Когда она увидела Витю в окружении двух милиционеров, то пошатнулась, схватилась за перила и застыла.
— Мам! — Витя метнулся к ней и поддержал за руку. — Мам, все хорошо! У меня все хорошо! — он хотел было дополнить, что пришли вовсе не за ним, но вовремя остановился. — Тетя Оля… там…
— Значит, ты никого не видел? — повторил вопрос усатый милиционер.
Витя задумался.
Если он что‑то и видел… стоит ли им об этом говорить? Ведь, как сказал Гром, уже двоих человек расстреляли по ложному обвинению.
А что он, собственно, видел?
Тень. Но тени в сквере — в порядке вещей.
Видел что‑то еще… велосипедное колесо в кустах. Тонкие стальные спицы. Оранжевый катафот блеснул в глаза, когда он шарил фонариком вокруг. На таком ездит Николай Степанович. Сказать им?
— Ничего не видел, темно там было…
Снизу снова послышались быстрые шаги. На третий этаж взлетел взмыленный милиционер и протянул усатому черную женскую сумку.

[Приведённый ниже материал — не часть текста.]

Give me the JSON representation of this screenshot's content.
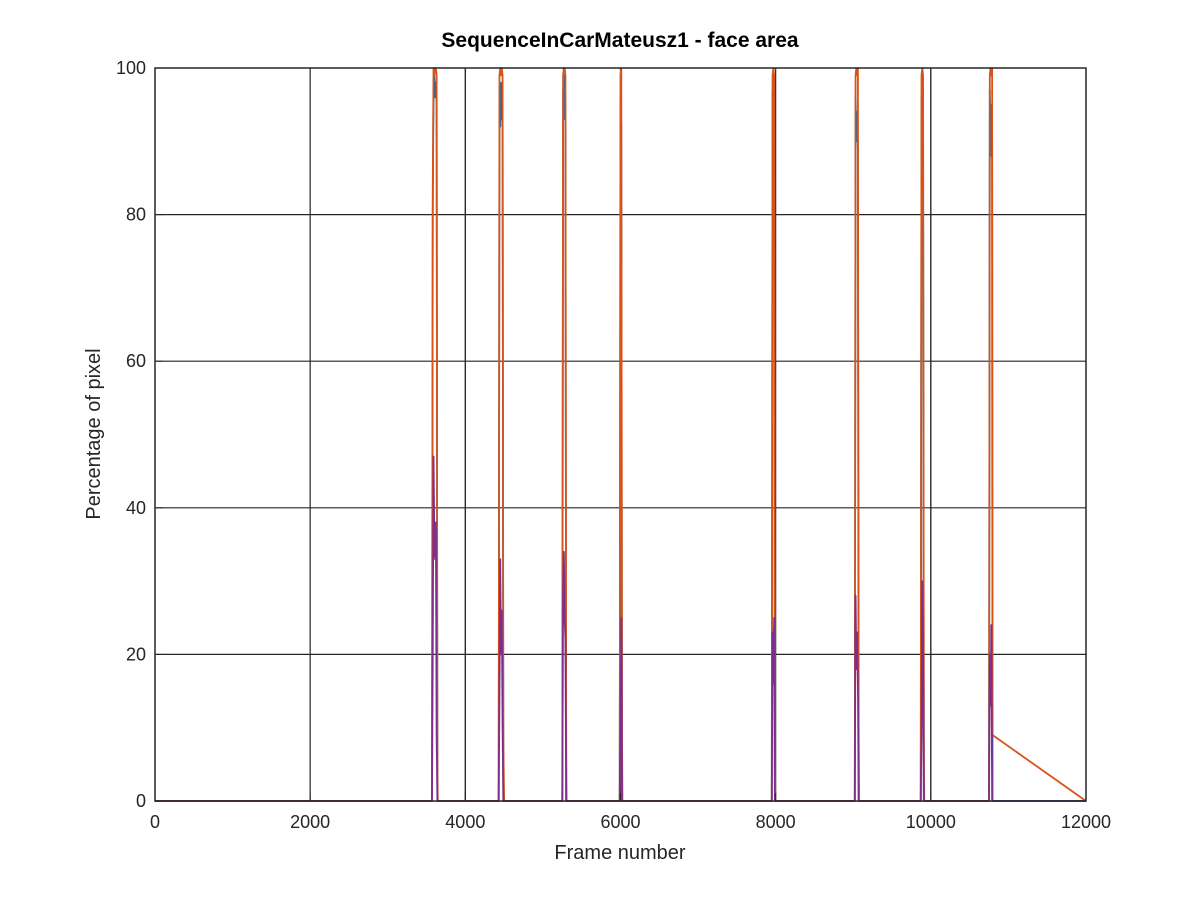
{
  "chart_data": {
    "type": "line",
    "title": "SequenceInCarMateusz1 - face area",
    "xlabel": "Frame number",
    "ylabel": "Percentage of pixel",
    "xlim": [
      0,
      12000
    ],
    "ylim": [
      0,
      100
    ],
    "xticks": [
      "0",
      "2000",
      "4000",
      "6000",
      "8000",
      "10000",
      "12000"
    ],
    "yticks": [
      "0",
      "20",
      "40",
      "60",
      "80",
      "100"
    ],
    "grid": true,
    "legend": "none",
    "extra_vlines": [
      4000,
      10000
    ],
    "series": [
      {
        "color": "#0072bd",
        "x": [
          0,
          3570,
          3580,
          3590,
          3600,
          3610,
          3620,
          3630,
          3640,
          3645,
          4430,
          4440,
          4450,
          4460,
          4470,
          4480,
          4490,
          4500,
          4505,
          5250,
          5260,
          5270,
          5280,
          5290,
          5300,
          5305,
          5990,
          6000,
          6010,
          6020,
          6025,
          7950,
          7960,
          7970,
          7980,
          7990,
          7995,
          9020,
          9030,
          9040,
          9050,
          9060,
          9070,
          9075,
          9870,
          9880,
          9890,
          9900,
          9910,
          9915,
          10750,
          10760,
          10770,
          10780,
          10790,
          10795,
          12000
        ],
        "y": [
          0,
          0,
          80,
          97,
          99,
          96,
          98,
          95,
          0,
          0,
          0,
          97,
          92,
          98,
          93,
          97,
          0,
          0,
          0,
          0,
          97,
          93,
          99,
          95,
          0,
          0,
          0,
          96,
          92,
          0,
          0,
          0,
          97,
          94,
          98,
          0,
          0,
          0,
          96,
          90,
          94,
          89,
          0,
          0,
          0,
          96,
          88,
          94,
          0,
          0,
          0,
          97,
          88,
          95,
          91,
          0,
          0
        ]
      },
      {
        "color": "#d95319",
        "x": [
          0,
          3570,
          3580,
          3590,
          3600,
          3610,
          3620,
          3630,
          3640,
          3645,
          4430,
          4440,
          4450,
          4460,
          4470,
          4480,
          4490,
          4500,
          4505,
          5250,
          5260,
          5270,
          5280,
          5290,
          5300,
          5305,
          5990,
          6000,
          6010,
          6020,
          6025,
          7950,
          7960,
          7970,
          7980,
          7990,
          7995,
          9020,
          9030,
          9040,
          9050,
          9060,
          9070,
          9075,
          9870,
          9880,
          9890,
          9900,
          9910,
          9915,
          10750,
          10760,
          10770,
          10780,
          10790,
          10795,
          12000
        ],
        "y": [
          0,
          0,
          83,
          100,
          99,
          100,
          100,
          99,
          3,
          0,
          0,
          99,
          100,
          99,
          100,
          99,
          8,
          0,
          0,
          0,
          99,
          100,
          100,
          99,
          7,
          0,
          0,
          99,
          100,
          8,
          0,
          0,
          99,
          100,
          99,
          5,
          0,
          0,
          99,
          100,
          99,
          100,
          10,
          0,
          0,
          99,
          100,
          99,
          9,
          0,
          0,
          99,
          100,
          99,
          100,
          9,
          0
        ]
      },
      {
        "color": "#7e2f8e",
        "x": [
          0,
          3570,
          3580,
          3590,
          3600,
          3610,
          3620,
          3630,
          3640,
          3645,
          4430,
          4440,
          4450,
          4460,
          4470,
          4480,
          4490,
          4500,
          4505,
          5250,
          5260,
          5270,
          5280,
          5290,
          5300,
          5305,
          5990,
          6000,
          6010,
          6020,
          6025,
          7950,
          7960,
          7970,
          7980,
          7990,
          7995,
          9020,
          9030,
          9040,
          9050,
          9060,
          9070,
          9075,
          9870,
          9880,
          9890,
          9900,
          9910,
          9915,
          10750,
          10760,
          10770,
          10780,
          10790,
          10795,
          12000
        ],
        "y": [
          0,
          0,
          20,
          47,
          36,
          33,
          38,
          9,
          0,
          0,
          0,
          15,
          33,
          20,
          26,
          10,
          0,
          0,
          0,
          0,
          28,
          34,
          25,
          22,
          0,
          0,
          0,
          11,
          25,
          0,
          0,
          0,
          23,
          16,
          25,
          0,
          0,
          0,
          28,
          18,
          23,
          16,
          0,
          0,
          0,
          9,
          30,
          22,
          0,
          0,
          0,
          20,
          13,
          24,
          0,
          0,
          0
        ]
      }
    ]
  }
}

— Вот, товарищ капитан! Нашли в роще.
Мама подалась вперед и охнула.
— Я знаю ее! Это же Олина сумка! — он посмотрела на открытую дверь квартиры соседки. — Господи… Оля… что с ней?
— Отделалась легким испугом… — произнес капитан. — На этот раз…
— На этот раз? Что вы…
Капитан отмахнулся.
— Гражданка, не мешайте работе следственной группе. Идите домой и ждите, пока вас не опросят. — Он поднял тяжелый взгляд на Витю. — И ты тоже иди… герой.